Mitigation of Acute Hydrogen Sulfide and Ammonia Emissions from Swine Manure during Three-Hour Agitation Using Pelletized Biochar

Abstract

The risk of inhalation exposure to elevated concentrations of hydrogen sulfide (H2S) and ammonia (NH3) during the agitation of stored swine manure is high. Once or twice a year, farmers agitate manure before pump-out and application to fields. Agitation of the swine manure causes the short-term releases of highly toxic levels of H2S and NH3. In our previous pilot-scale studies, the biochar powder showed significant mitigation of H2S and NH3 emissions when it was surficially applied to manure immediately before agitation. However, fine biochar powder application poses hazards by itself and may not be practical to apply on a farm scale, especially when livestock and workers are present. We hypothesized that applying pelletized biochar to manure surfaces is just as effective as applying powder to protect farmers and animals from excessive exposure to H2S and NH3. This work reports on the lab-scale proof-of-the-concept trials with biochar pellets on the lab scale. The objective was to compare the biochar pellets and biochar powder on their effectiveness of mitigation on H2S and NH3 gases during 3-h-long swine manure agitation.

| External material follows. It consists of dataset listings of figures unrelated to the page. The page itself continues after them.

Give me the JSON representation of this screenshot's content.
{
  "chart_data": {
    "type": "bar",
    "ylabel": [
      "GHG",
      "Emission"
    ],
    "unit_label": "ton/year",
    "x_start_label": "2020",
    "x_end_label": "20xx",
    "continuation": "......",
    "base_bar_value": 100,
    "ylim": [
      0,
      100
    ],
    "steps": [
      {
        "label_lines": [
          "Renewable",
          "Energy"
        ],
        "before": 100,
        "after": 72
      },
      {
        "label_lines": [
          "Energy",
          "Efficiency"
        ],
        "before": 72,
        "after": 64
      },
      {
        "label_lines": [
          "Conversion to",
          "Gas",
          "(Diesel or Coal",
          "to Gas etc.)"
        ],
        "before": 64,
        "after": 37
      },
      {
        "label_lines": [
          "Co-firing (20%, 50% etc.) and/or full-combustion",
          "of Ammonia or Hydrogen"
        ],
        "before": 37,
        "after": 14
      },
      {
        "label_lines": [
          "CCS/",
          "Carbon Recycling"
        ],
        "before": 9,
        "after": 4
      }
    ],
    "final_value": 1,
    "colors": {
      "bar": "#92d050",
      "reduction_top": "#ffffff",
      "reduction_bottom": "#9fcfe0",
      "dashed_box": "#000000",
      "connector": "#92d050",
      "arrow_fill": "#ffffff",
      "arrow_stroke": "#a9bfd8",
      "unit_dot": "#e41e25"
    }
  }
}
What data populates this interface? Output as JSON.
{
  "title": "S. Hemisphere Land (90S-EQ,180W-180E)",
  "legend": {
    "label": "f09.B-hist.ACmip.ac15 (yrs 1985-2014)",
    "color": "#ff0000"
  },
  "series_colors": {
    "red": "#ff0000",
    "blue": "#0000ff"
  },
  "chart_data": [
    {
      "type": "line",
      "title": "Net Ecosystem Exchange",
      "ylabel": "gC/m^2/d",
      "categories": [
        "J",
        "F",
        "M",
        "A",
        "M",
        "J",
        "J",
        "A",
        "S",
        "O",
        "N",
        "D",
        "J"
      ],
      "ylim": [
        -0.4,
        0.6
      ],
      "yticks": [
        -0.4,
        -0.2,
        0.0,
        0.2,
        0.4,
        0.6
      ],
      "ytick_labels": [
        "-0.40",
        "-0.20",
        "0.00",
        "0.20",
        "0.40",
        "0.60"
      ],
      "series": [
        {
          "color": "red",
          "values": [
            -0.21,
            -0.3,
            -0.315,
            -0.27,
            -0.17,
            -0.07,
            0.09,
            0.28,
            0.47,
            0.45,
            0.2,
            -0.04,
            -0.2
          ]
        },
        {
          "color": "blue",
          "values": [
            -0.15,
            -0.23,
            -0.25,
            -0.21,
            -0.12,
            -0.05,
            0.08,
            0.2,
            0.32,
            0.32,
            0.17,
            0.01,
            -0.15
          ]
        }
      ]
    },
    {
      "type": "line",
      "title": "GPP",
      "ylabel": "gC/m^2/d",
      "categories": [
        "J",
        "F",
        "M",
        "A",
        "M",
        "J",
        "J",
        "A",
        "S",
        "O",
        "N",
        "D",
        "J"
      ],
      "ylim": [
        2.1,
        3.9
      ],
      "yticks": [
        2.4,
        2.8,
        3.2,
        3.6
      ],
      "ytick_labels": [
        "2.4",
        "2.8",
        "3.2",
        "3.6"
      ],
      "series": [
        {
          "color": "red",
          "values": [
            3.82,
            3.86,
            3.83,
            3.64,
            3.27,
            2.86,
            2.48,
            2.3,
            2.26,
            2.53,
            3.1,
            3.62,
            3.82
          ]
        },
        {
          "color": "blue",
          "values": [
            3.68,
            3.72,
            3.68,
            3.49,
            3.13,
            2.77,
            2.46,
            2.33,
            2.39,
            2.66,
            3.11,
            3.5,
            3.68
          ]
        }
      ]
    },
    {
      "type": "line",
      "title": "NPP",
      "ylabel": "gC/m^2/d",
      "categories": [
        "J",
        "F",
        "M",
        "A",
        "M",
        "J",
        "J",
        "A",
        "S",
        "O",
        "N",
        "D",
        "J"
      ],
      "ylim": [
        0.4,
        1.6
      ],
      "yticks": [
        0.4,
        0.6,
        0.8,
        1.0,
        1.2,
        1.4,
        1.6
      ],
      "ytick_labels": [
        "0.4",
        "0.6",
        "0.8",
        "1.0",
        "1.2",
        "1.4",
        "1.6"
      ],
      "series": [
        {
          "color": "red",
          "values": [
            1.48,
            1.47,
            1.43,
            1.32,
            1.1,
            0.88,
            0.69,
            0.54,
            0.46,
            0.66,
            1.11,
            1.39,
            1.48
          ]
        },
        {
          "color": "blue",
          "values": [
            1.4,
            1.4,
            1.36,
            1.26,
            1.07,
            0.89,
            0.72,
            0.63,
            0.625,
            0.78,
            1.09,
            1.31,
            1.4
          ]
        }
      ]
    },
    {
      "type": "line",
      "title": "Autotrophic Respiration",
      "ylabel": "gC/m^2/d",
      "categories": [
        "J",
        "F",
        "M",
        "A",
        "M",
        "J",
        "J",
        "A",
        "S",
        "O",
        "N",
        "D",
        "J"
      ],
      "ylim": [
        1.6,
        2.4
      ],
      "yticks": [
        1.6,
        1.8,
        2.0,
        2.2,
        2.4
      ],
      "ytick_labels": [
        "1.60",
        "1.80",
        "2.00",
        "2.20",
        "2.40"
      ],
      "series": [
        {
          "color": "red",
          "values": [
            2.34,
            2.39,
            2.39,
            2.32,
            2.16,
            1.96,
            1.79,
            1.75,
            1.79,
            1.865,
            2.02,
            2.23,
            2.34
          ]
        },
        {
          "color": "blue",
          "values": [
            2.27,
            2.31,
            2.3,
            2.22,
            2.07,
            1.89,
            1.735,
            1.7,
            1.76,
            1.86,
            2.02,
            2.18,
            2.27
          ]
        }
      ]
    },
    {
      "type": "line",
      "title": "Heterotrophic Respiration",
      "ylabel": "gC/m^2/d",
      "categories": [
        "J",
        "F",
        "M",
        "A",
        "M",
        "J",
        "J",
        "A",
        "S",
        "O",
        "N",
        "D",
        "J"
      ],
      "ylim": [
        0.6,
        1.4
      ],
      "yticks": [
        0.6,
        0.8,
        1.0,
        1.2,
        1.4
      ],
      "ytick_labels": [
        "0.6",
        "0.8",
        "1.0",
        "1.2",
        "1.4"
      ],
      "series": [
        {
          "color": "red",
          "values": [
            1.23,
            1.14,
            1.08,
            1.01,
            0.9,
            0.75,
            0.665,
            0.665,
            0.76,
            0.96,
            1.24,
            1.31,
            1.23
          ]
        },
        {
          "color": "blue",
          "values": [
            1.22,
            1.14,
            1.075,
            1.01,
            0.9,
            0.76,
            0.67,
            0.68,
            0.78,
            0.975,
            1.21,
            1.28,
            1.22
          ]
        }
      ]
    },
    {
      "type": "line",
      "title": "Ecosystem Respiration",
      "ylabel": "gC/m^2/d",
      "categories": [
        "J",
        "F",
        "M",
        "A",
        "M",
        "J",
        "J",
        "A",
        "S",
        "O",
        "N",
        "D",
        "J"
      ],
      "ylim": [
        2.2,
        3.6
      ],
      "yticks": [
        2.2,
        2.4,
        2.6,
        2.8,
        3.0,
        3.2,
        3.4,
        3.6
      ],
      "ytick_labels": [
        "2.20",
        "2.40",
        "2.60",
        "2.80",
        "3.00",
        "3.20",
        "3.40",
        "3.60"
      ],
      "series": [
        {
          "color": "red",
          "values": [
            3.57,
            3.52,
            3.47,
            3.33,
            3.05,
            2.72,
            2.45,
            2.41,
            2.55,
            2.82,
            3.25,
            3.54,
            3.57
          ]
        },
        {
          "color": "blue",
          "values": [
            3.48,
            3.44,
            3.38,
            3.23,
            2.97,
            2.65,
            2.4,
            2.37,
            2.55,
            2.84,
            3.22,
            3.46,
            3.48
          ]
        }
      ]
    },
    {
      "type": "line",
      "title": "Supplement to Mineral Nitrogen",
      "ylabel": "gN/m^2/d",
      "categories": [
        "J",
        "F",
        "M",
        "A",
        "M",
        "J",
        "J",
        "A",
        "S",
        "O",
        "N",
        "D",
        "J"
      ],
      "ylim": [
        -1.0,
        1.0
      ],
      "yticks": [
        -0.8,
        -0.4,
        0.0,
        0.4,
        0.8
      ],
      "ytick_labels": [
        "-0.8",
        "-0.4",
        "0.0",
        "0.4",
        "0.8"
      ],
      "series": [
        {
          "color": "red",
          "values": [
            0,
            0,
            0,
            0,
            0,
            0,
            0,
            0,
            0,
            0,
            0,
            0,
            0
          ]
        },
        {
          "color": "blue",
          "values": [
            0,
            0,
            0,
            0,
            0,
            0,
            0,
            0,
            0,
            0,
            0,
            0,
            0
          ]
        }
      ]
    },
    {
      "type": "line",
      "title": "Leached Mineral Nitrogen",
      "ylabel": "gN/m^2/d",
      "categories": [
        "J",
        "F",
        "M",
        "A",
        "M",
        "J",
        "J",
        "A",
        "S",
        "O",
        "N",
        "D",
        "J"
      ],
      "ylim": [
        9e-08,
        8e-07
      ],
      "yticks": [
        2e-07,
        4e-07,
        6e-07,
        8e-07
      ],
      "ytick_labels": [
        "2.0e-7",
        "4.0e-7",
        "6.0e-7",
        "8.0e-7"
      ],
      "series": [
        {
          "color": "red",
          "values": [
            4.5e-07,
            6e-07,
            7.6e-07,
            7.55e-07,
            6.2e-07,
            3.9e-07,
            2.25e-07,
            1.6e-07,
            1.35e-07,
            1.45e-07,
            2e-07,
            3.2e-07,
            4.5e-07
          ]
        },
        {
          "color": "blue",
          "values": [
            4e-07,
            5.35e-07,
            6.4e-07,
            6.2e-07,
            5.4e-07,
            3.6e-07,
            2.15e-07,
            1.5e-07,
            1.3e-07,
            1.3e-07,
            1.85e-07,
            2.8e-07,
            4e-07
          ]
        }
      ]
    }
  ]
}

Three scenarios were compared in (n = 3) trials: (i) control, (ii) 12.5 mm thick surficial application to manure surface of biochar powder, and (iii) an equivalent (by mass) dose of pelletized biochar applied to the manure surface. The biochar powder was bound with 35% (wt) water into ~5 × 10 mm (dia × length) pellets. The biochar powder was significantly (p < 0.05) more effective than the biochar pellets. Still, pellets reduced total H2S and NH3 emissions by ~72% and ~68%, respectively (p = 0.001), compared with ~99% by powder (p = 0.001). The maximum H2S and NH3 concentrations were reduced from 48.1 ± 4.8 ppm and 1810 ± 850 ppm to 20.8 ± 2.95 ppm and 775 ± 182 ppm by pellets, and to 22.1 ± 16.9 ppm and 40.3 ± 57 ppm by powder, respectively. These reductions are equivalent to reducing the maximum concentrations of H2S and NH3 during the 3-h manure agitation by 57% and 57% (pellets) and 54% and 98% (powder), respectively. Treated manure properties hinted at improved nitrogen retention, yet they were not significant due to high variability. We recommend scaling up and trials on the farm-scale level using biochar pellets to assess the feasibility of application to large manure surfaces and techno-economic evaluation.